Typical early symptoms of Alzheimer’s may include:
Regularly forgetting recent events, names and faces.
Becoming increasingly repetitive, e.g. repeating questions after a very short interval.
Regularly misplacing items or putting them in odd places.
Uncertainty about the date or time of day.
A person becoming unsure of their whereabouts or getting lost, particularly in unusual surroundings.
Problems finding the right words.
Becoming low in mood, anxious or irritable, losing self-confidence or showing less interest in what’s happening.
The second most common cause of dementia that can occur when blood flow to the brain becomes reduced.
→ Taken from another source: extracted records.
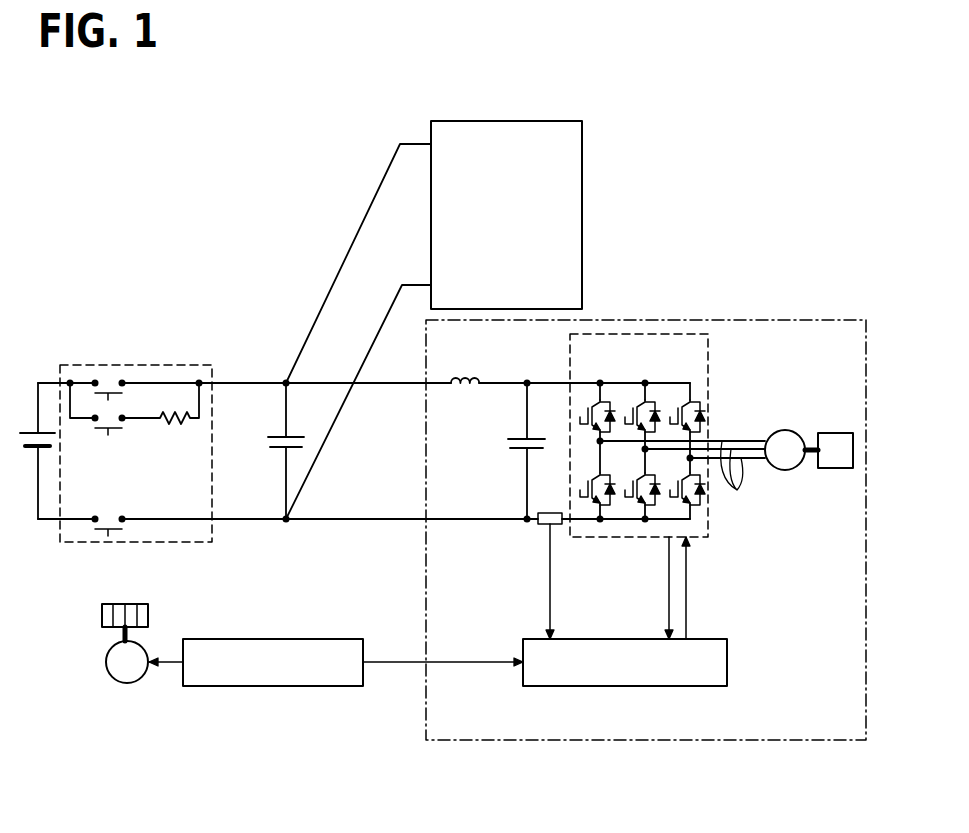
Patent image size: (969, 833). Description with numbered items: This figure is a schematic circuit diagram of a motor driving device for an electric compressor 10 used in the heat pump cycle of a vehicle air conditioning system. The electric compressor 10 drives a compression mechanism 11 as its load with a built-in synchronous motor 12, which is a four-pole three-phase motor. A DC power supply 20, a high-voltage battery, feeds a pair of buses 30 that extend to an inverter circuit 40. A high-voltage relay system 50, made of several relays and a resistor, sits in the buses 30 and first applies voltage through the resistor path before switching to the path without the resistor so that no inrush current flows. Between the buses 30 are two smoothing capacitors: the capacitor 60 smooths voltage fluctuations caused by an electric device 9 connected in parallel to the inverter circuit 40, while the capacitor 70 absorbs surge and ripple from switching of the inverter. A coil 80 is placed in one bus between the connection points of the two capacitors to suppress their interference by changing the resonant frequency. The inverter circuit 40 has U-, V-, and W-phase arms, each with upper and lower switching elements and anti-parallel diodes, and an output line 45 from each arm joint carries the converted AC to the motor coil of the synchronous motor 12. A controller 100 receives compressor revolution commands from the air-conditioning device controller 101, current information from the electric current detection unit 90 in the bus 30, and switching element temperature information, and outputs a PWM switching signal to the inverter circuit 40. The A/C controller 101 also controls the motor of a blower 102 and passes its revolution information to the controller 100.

The electric device 9 is at (532, 120).
The electric compressor 10 is at (749, 320).
The compression mechanism 11 is at (835, 433).
The synchronous motor 12 is at (787, 430).
The DC power supply 20 is at (26, 431).
The buses 30 is at (397, 386).
The inverter circuit 40 is at (682, 334).
The output line 45 is at (681, 480).
The high-voltage relay system 50 is at (186, 365).
The capacitor 60 is at (273, 437).
The capacitor 70 is at (513, 434).
The coil 80 is at (466, 382).
The electric current detection unit 90 is at (557, 525).
The controller 100 is at (625, 687).
The air-conditioning device controller 101 is at (255, 687).
The blower 102 is at (127, 684).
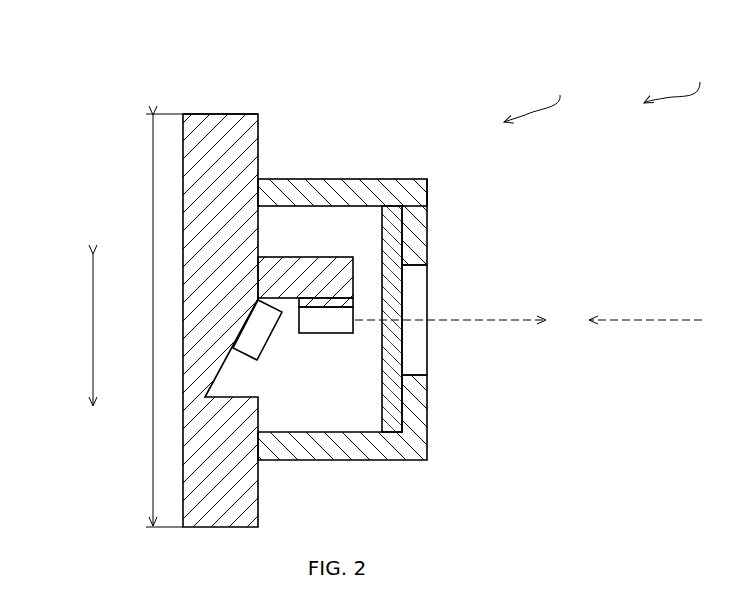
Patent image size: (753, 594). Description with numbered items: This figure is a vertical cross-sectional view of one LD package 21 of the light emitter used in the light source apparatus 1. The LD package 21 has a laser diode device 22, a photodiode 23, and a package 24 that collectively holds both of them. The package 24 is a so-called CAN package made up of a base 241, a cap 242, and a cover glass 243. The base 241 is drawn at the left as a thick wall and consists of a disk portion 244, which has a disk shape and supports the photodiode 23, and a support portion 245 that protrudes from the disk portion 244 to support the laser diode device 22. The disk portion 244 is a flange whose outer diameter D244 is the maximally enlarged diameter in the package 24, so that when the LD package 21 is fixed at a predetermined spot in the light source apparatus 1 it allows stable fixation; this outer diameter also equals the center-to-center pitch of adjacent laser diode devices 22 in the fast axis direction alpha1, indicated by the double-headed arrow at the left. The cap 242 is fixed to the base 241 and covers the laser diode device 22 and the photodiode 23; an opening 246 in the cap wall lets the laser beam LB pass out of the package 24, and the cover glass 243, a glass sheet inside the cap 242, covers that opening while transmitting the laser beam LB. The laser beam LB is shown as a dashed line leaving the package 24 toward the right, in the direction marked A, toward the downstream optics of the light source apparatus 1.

The light source apparatus 1 is at (676, 78).
The LD package 21 is at (544, 96).
The laser diode device 22 is at (333, 337).
The photodiode 23 is at (268, 338).
The package 24 is at (240, 50).
The base 241 is at (245, 110).
The cap 242 is at (332, 177).
The cover glass 243 is at (393, 205).
The disk portion 244 is at (213, 113).
The support portion 245 is at (341, 268).
The window opening 246 is at (415, 292).
The laser beam LB is at (501, 318).
The direction A is at (645, 306).
The outer diameter of the disk portion D244 is at (148, 167).
The fast axis direction alpha1 is at (93, 322).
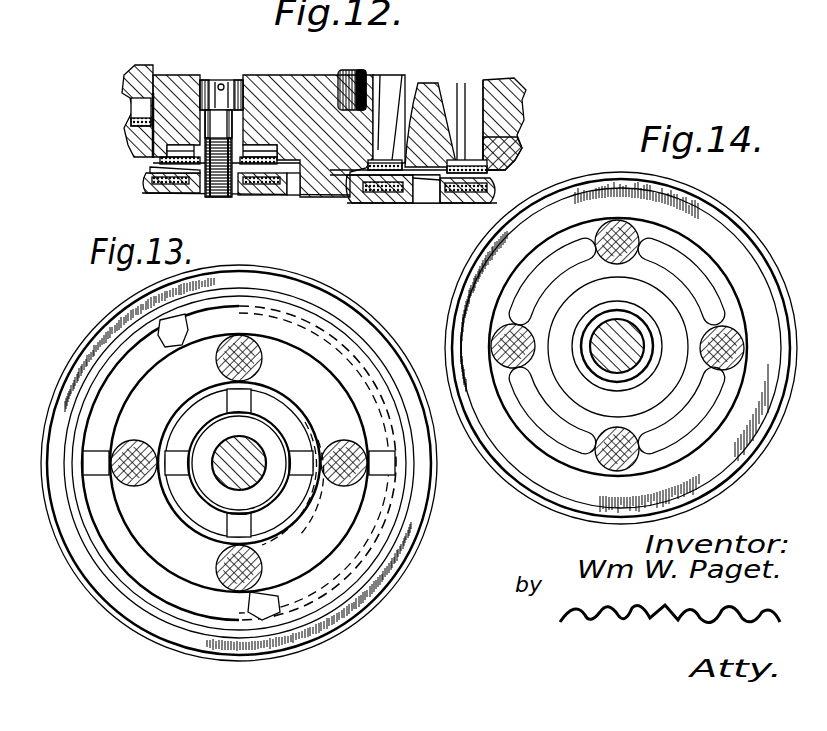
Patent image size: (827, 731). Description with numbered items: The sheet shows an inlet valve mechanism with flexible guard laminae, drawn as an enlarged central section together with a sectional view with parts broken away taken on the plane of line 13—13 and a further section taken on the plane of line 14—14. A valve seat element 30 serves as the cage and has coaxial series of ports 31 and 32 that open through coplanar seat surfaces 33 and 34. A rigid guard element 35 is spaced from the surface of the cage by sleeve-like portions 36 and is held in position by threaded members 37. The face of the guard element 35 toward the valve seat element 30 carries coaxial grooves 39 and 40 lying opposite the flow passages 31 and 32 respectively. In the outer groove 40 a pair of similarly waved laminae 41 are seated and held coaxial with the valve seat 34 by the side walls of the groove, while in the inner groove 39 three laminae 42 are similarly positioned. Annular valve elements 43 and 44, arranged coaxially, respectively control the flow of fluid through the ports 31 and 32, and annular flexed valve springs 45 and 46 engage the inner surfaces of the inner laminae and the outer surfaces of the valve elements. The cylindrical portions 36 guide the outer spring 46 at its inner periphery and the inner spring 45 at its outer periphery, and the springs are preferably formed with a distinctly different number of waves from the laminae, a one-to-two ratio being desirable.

In FIG. 12, the section line 13— 13 is at (160, 158).
In FIG. 12, the section line 14— 14 is at (200, 167).
In FIG. 12, the valve seat element 30 is at (493, 85).
In FIG. 13, the valve seat element 30 is at (100, 585).
In FIG. 12, the ports 31 is at (393, 160).
In FIG. 13, the ports 31 is at (190, 500).
In FIG. 12, the ports 32 is at (463, 160).
In FIG. 13, the ports 32 is at (137, 355).
In FIG. 12, the seat surface 33 is at (388, 160).
In FIG. 12, the seat surface 34 is at (487, 166).
In FIG. 12, the rigid guard element 35 is at (388, 203).
In FIG. 14, the rigid guard element 35 is at (735, 222).
In FIG. 12, the sleeve-like portions 36 is at (205, 190).
In FIG. 14, the sleeve-like portions 36 is at (503, 400).
In FIG. 12, the threaded members 37 is at (222, 86).
In FIG. 13, the threaded members 37 is at (108, 480).
In FIG. 14, the threaded members 37 is at (648, 338).
In FIG. 12, the inner groove 39 is at (372, 203).
In FIG. 14, the inner groove 39 is at (680, 305).
In FIG. 12, the outer groove 40 is at (472, 200).
In FIG. 14, the outer groove 40 is at (540, 478).
In FIG. 12, the waved laminae 41 is at (158, 194).
In FIG. 12, the laminae 42 is at (261, 190).
In FIG. 12, the valve element 43 is at (420, 165).
In FIG. 13, the valve element 43 is at (298, 430).
In FIG. 12, the valve element 44 is at (520, 102).
In FIG. 13, the valve element 44 is at (362, 388).
In FIG. 12, the valve spring 45 is at (348, 192).
In FIG. 12, the valve spring 46 is at (450, 186).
Symptoms can include memory loss, disorientation and problems with communication. Other symptoms may include:
Thinking skills – taking more time to process information and having problems with attention, planning and reasoning.
Personality changes – these may include depression and apathy (becoming less interested in things). People may also become more emotional.
Movement problems – difficulty walking or changes in the way a person walks.
Bladder problems – frequent urge to urinate or other bladder symptoms. This can be common in older age, but can be a feature of vascular dementia when seen with other symptoms.
Dementia with Lewy Bodies
The third most common form, DLB can cause common dementia symptoms including memory loss, spatial awareness problems and a decline in problem solving skills.
There are also some more specific symptoms associated with the disease. Some of these symptoms are also seen in Parkinson’s dementia and may include:
Changes in alertness, attention and confusion, which may be unpredictable and change from hour to hour or day to day.
Parkinson’s disease-type symptoms such as slowed movements, muscle stiffness and tremors.
Visual hallucinations – seeing things that are not really there, e.g. people or animals. These often happen repeatedly and are realistic and well-formed.
Sleep disturbances – acting out dreams or shouting out while sleeping, which can disrupt sleep and potentially cause injury.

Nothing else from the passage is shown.